Closed pairsa closed 1 year ago
Hi @pairsa
There was an on-going (a bit in stand by) discussion about the computational costs of computing the transitions. This is because gdistance
depends a lot on the packages raster
and Matrix
. We think that with the new package terra
and with data.table
we could solve or reduce the computational cost. But this will take some time to implement. Meanwhile, I quote a text send by Andy Nelson (UTwente) as his work around to produce the data for this publication https://doi.org/10.1038/s41597-019-0265-5
"I did not mosaic transition matrices, I mosaiced the resulting travel time surfaces. I cut up my study area (the world) into overlapping tiles, generating matrices for each one, ran the cost distance function on each one, and merged the outputs of that to get a global map"
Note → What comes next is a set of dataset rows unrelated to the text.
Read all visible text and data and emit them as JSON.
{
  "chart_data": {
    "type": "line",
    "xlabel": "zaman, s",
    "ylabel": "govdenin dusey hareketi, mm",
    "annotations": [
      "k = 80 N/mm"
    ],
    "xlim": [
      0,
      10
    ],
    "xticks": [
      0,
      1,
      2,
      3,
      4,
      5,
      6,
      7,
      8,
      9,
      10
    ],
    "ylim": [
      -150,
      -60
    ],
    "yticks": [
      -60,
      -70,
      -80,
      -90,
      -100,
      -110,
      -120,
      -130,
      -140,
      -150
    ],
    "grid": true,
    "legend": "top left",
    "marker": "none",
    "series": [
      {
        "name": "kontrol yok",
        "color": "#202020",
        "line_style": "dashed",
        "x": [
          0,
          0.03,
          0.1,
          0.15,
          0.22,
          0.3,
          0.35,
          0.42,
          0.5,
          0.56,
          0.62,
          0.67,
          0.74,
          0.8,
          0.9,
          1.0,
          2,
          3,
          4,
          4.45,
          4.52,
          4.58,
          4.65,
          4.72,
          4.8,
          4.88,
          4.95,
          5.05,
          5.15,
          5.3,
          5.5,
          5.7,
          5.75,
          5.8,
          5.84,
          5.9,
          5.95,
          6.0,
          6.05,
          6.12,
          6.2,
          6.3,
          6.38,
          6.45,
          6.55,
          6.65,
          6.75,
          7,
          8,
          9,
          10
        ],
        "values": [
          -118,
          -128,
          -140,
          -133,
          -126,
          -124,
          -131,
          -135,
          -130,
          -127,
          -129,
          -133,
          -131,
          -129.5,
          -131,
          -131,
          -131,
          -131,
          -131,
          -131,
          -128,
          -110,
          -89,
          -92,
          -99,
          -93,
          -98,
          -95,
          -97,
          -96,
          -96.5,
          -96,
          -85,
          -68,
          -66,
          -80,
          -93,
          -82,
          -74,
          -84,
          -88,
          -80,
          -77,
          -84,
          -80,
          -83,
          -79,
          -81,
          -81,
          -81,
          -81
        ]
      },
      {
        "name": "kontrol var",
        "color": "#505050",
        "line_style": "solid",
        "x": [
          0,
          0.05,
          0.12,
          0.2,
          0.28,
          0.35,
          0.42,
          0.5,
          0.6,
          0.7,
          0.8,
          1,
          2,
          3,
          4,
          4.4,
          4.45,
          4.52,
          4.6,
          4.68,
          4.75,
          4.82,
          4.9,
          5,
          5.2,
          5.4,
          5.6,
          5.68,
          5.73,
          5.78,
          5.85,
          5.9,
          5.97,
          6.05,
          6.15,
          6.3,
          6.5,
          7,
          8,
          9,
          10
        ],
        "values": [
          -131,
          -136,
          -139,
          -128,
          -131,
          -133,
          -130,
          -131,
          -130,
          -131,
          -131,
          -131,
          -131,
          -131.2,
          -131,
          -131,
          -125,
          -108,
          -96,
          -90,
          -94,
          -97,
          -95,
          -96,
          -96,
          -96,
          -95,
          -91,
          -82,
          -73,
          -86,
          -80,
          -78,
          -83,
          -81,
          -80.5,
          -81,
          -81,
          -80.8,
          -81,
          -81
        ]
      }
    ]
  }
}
I hope this can offer to you a solution in the short run, while we study the opportunities to implement a faster gdistance
K
I will be rewriting the transition()
and geoCorrection()
functions to be substantially more memory efficient. I'm going to go ahead and close this for now, and in the future, it can be revisited if the plan advancements fail to meet people's needs.
Hello! I am attempting to produce a transition layer from a very large raster, and am (expectedly) running into memory issues in R. Is there a work-around for using the "transition" function on large raster layers? My instinct is to tile the raster, produce smaller transition layers from these tiles, then mosaic them together somehow. Is there a way mosaic objects of class "TransitionLayer" in R?